Within a linkage group, the frequency of gene exchange defines a linear map for the genes. This generates an image: genes are beads on a string.

With specific stains it is possible to see characteristic dark and light band patterns on chromosomes. Some of the bands can be associated with specific genes. Now you can see the beads on a string.

1955Seymour Benzer shows how to extend the process of genetic mapping to a group of mutations in a single gene of a bacteriophage. Again he can construct a linear map, and finds a minimal separation between mutants which is almost exactly what one would expect if the closest mutants were one nucleotide apart. Thus he has pushed genetic mapping to the ultimate resolution, and the genetic quantum is the base pair.


Why didn't the 1944 paper by Avery, MacLeod, and McCarty convince everyone that DNA was the genetic material?

There was no molecular mechanism proposed or imaginable. While the chemical structure of nucleotides was known, neither the structure or function of DNA was established. One popular theory was that DNA was a random polymer of the four nucleotides and it functioned as store of energy, much like starch, a polymer of sugar. The ribonucleotide ATP was known to be a major intermediate for energy transfer, so it might seem plausible that a polymer of nucleotides was an energy reserve.
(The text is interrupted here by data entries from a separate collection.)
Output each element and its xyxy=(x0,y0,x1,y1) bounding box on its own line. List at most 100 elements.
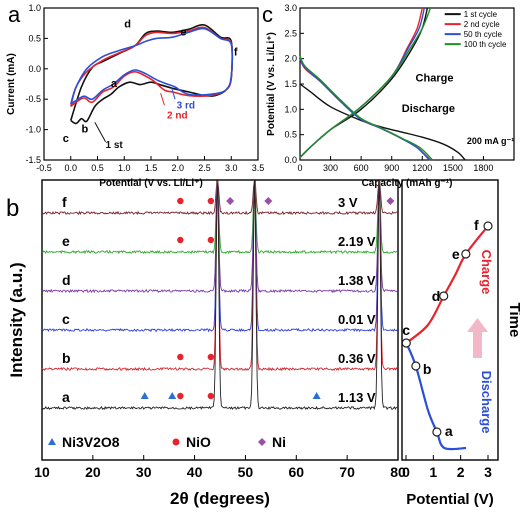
legend-entry: 50 th cycle xyxy=(464,30,503,39)
x-tick-label: 3 xyxy=(484,464,492,480)
annotation-discharge: Discharge xyxy=(402,103,455,115)
discharge-curve xyxy=(299,83,466,161)
y-tick-label: 1.5 xyxy=(284,79,297,89)
ni3v2o8-marker xyxy=(312,392,321,399)
nio-marker xyxy=(177,236,184,244)
trace-label: b xyxy=(62,350,71,366)
point-label: a xyxy=(445,423,453,439)
series-label: 1 st xyxy=(106,140,124,151)
x-tick-label: 600 xyxy=(354,163,369,173)
charge-label: Charge xyxy=(479,250,494,295)
series-label: 3 rd xyxy=(177,100,195,111)
x-axis-label: 2θ (degrees) xyxy=(170,489,270,508)
panel-label-b: b xyxy=(6,195,19,222)
xrd-panel: 10 20 30 40 50 60 70 80 2θ (degrees) Intensity (a… xyxy=(7,179,406,508)
point-marker xyxy=(461,249,471,259)
x-tick-label: 2.5 xyxy=(198,163,211,173)
x-tick-label: 3.0 xyxy=(225,163,238,173)
discharge-label: Discharge xyxy=(479,371,494,434)
potential-time-panel: 0 1 2 3 Potential (V) Time a b c d ef Charge Dischar… xyxy=(401,179,520,508)
x-tick-label: 70 xyxy=(339,464,355,480)
charge-discharge-panel: 0 300 600 900 1200 1500 1800 0.0 0.5 1.0 1.5 2.0 2.5… xyxy=(266,3,515,189)
x-tick-label: 10 xyxy=(34,464,50,480)
nio-marker xyxy=(207,197,215,205)
xrd-trace xyxy=(41,180,398,255)
y-tick-label: -1.0 xyxy=(25,125,41,135)
y-tick-label: 1.0 xyxy=(28,3,41,13)
y-tick-label: -0.5 xyxy=(25,94,41,104)
x-tick-label: 0.5 xyxy=(91,163,104,173)
trace-potential: 0.36 V xyxy=(338,351,376,366)
x-tick-label: 2 xyxy=(457,464,465,480)
trace-potential: 1.13 V xyxy=(338,390,376,405)
trace-potential: 1.38 V xyxy=(338,273,376,288)
legend-entry: Ni3V2O8 xyxy=(62,434,120,450)
legend-swatch xyxy=(258,438,266,446)
y-tick-label: -1.5 xyxy=(25,155,41,165)
arrow-line xyxy=(170,86,176,100)
legend-entry: 1 st cycle xyxy=(464,10,498,19)
ni-marker xyxy=(264,197,273,205)
peak-label: a xyxy=(111,78,118,90)
x-tick-label: 1800 xyxy=(473,163,493,173)
point-label: f xyxy=(474,217,479,233)
series-line xyxy=(70,27,234,105)
y-axis-label: Current (mA) xyxy=(6,53,17,115)
legend-entry: 2 nd cycle xyxy=(464,20,501,29)
nio-marker xyxy=(207,392,215,400)
cv-panel: -0.5 0.0 0.5 1.0 1.5 2.0 2.5 3.0 3.5 -1.5 -1.0 -0.5… xyxy=(6,3,264,189)
arrow-line xyxy=(160,92,165,106)
ni3v2o8-marker xyxy=(140,392,149,399)
trace-potential: 0.01 V xyxy=(338,312,376,327)
peak-label: b xyxy=(81,124,88,136)
y-axis-label: Time xyxy=(506,303,520,338)
xrd-trace xyxy=(41,180,398,216)
x-tick-label: 0.0 xyxy=(64,163,77,173)
x-tick-label: 1.0 xyxy=(118,163,131,173)
legend-swatch xyxy=(48,438,56,445)
x-tick-label: 900 xyxy=(384,163,399,173)
legend-entry: 100 th cycle xyxy=(464,40,507,49)
y-tick-label: 0.5 xyxy=(284,130,297,140)
xrd-trace xyxy=(41,180,398,411)
y-tick-label: 0.5 xyxy=(28,33,41,43)
nio-marker xyxy=(207,236,215,244)
annotation-charge: Charge xyxy=(416,72,454,84)
peak-label: e xyxy=(180,26,186,38)
annotation-rate: 200 mA g⁻¹ xyxy=(467,136,514,146)
x-axis-label: Potential (V) xyxy=(406,491,494,508)
y-tick-label: 2.0 xyxy=(284,54,297,64)
plot-frame xyxy=(401,179,499,461)
y-tick-label: 0.0 xyxy=(28,64,41,74)
x-tick-label: 0 xyxy=(297,163,302,173)
panel-label-c: c xyxy=(262,2,273,27)
peak-label: f xyxy=(234,46,238,58)
peak-label: d xyxy=(124,18,131,30)
peak-label: c xyxy=(63,133,69,145)
nio-marker xyxy=(177,353,184,361)
x-tick-label: 1200 xyxy=(412,163,432,173)
y-tick-label: 2.5 xyxy=(284,28,297,38)
trace-label: a xyxy=(62,389,70,405)
trace-label: e xyxy=(62,233,70,249)
plot-frame xyxy=(41,179,399,461)
x-tick-label: 300 xyxy=(323,163,338,173)
discharge-curve xyxy=(299,55,433,161)
point-label: c xyxy=(402,322,410,338)
nio-marker xyxy=(177,392,184,400)
point-label: d xyxy=(432,288,441,304)
x-tick-label: 2.0 xyxy=(171,163,184,173)
point-marker xyxy=(401,338,411,348)
direction-arrow xyxy=(473,330,482,358)
point-label: b xyxy=(423,361,432,377)
point-marker xyxy=(483,221,493,231)
ni-marker xyxy=(226,197,235,205)
y-tick-label: 0.0 xyxy=(284,155,297,165)
x-tick-label: 20 xyxy=(85,464,101,480)
discharge-curve xyxy=(299,58,430,161)
x-tick-label: 60 xyxy=(288,464,304,480)
trace-potential: 2.19 V xyxy=(338,234,376,249)
y-axis-label: Potential (V vs. Li/Li⁺) xyxy=(266,32,277,136)
x-tick-label: -0.5 xyxy=(36,163,52,173)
In contrast, proteins were known to have specific structures. Enzymes, which are proteins, catalyze specific chemical reactions. While chromosomes contain DNA, they are also rich in proteins. Why give up on the one class of molecules that were known to control many of the chemical reactions in the cell, for DNA, for which both structure and function were unknown? Biochemists think from the ground up. They start from molecules whose structure and usually function are known, and work up to larger and more complicated molecules. The 1961 work by Nirenberg was the first identification of a specific chemical reaction catalyzed by a specific nucleic acid: the formation of a peptide bond to phenylalanine by the tri-nucleotide UUU.

The Avery et al. results were just too far ahead of their time. New observations and theories must only extend the known world a certain amount. If there is no infrastructure that makes you say "of course, that's how it works" then it doesn't resonate, it doesn't mean anything, it doesn't stick.
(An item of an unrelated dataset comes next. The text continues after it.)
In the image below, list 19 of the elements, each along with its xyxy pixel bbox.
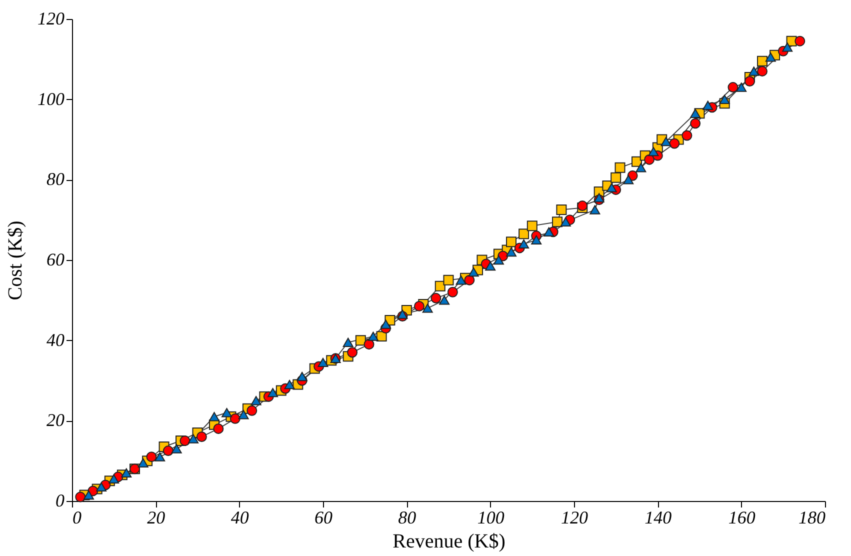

What was unusual and dramatic about the Watson-Crick structure for DNA?

X-ray diffraction data was only part of the argument for the structure. Native DNA does not crystallize, but rather forms strands of parallel helices, with different nucleotide sequences. Thus, unlike a crystal of a pure protein, an x-ray diffraction pattern of native DNA contains orders of magnitude less information. There were about a dozen blurred smudges, related by 4 fold symmetry. The usable information was:

a helix: the characteristic "X" pattern of spots
a repeat distance of 34 A in the fiber direction
a very strong reflection of spacing 3.4 A

The bases were known to be planar, strongly suspected to stacked parallel to each other. Watson and Crick knew enough chemistry to put the charged phosphates as far apart as possible, at the outer surface of the helix. The breakthrough was Watson's model for base pairing: A with T and G with C. This explained the A=T and G=C pattern seen in all DNA, chronicled in monographs by Chargaff. More significantly, it provided a model for DNA replication.
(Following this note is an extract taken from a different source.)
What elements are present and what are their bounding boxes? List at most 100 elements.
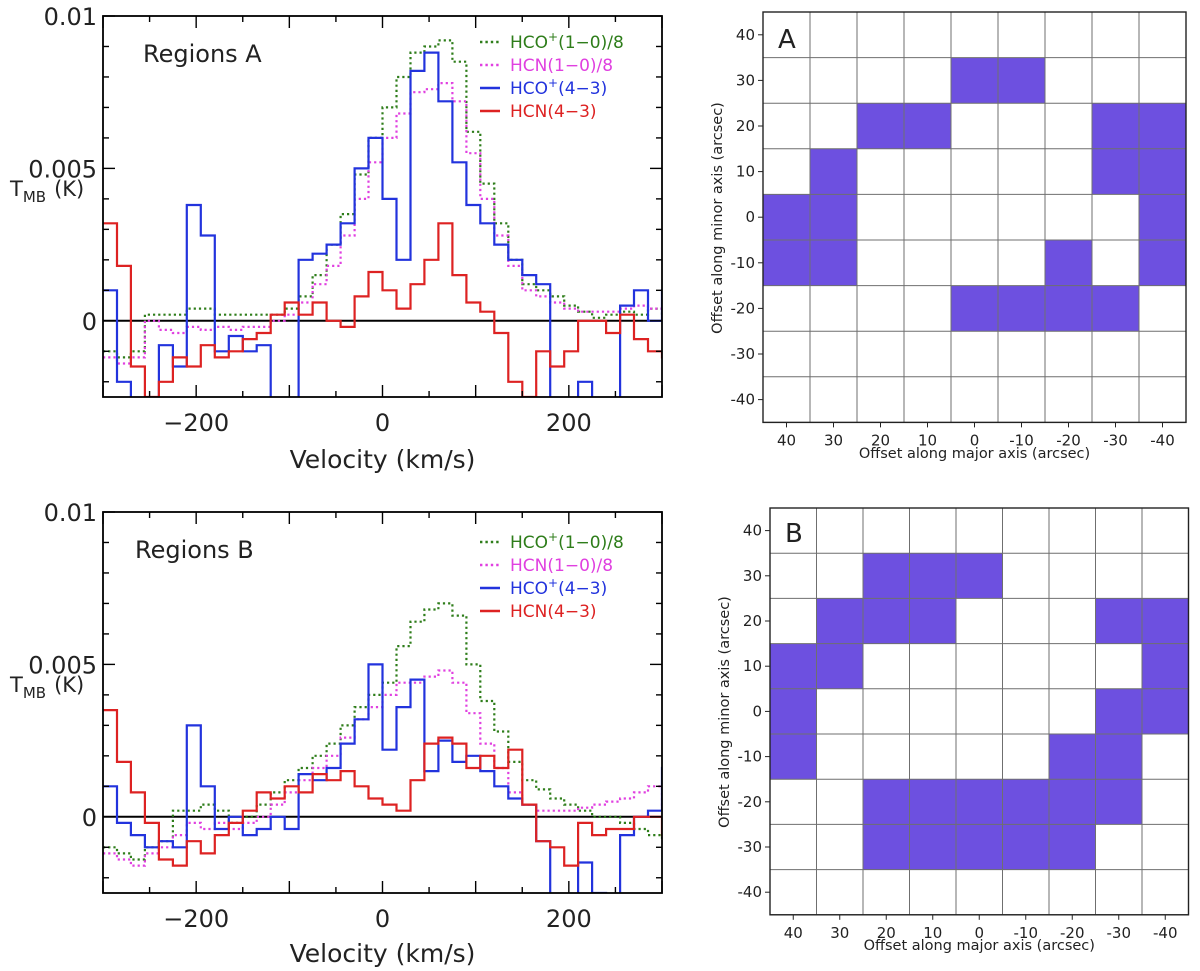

The Watson-Crick model was as much top-down as bottom up. They were sure DNA was the genetic material, and that its structure would reveal the mechanism. The last sentence of their paper could have written before they guessed the structure.

It was many years before a small DNA helix with a specific nucleotide sequence could be crystallized and its structure directly determined. Watson and Crick were correct.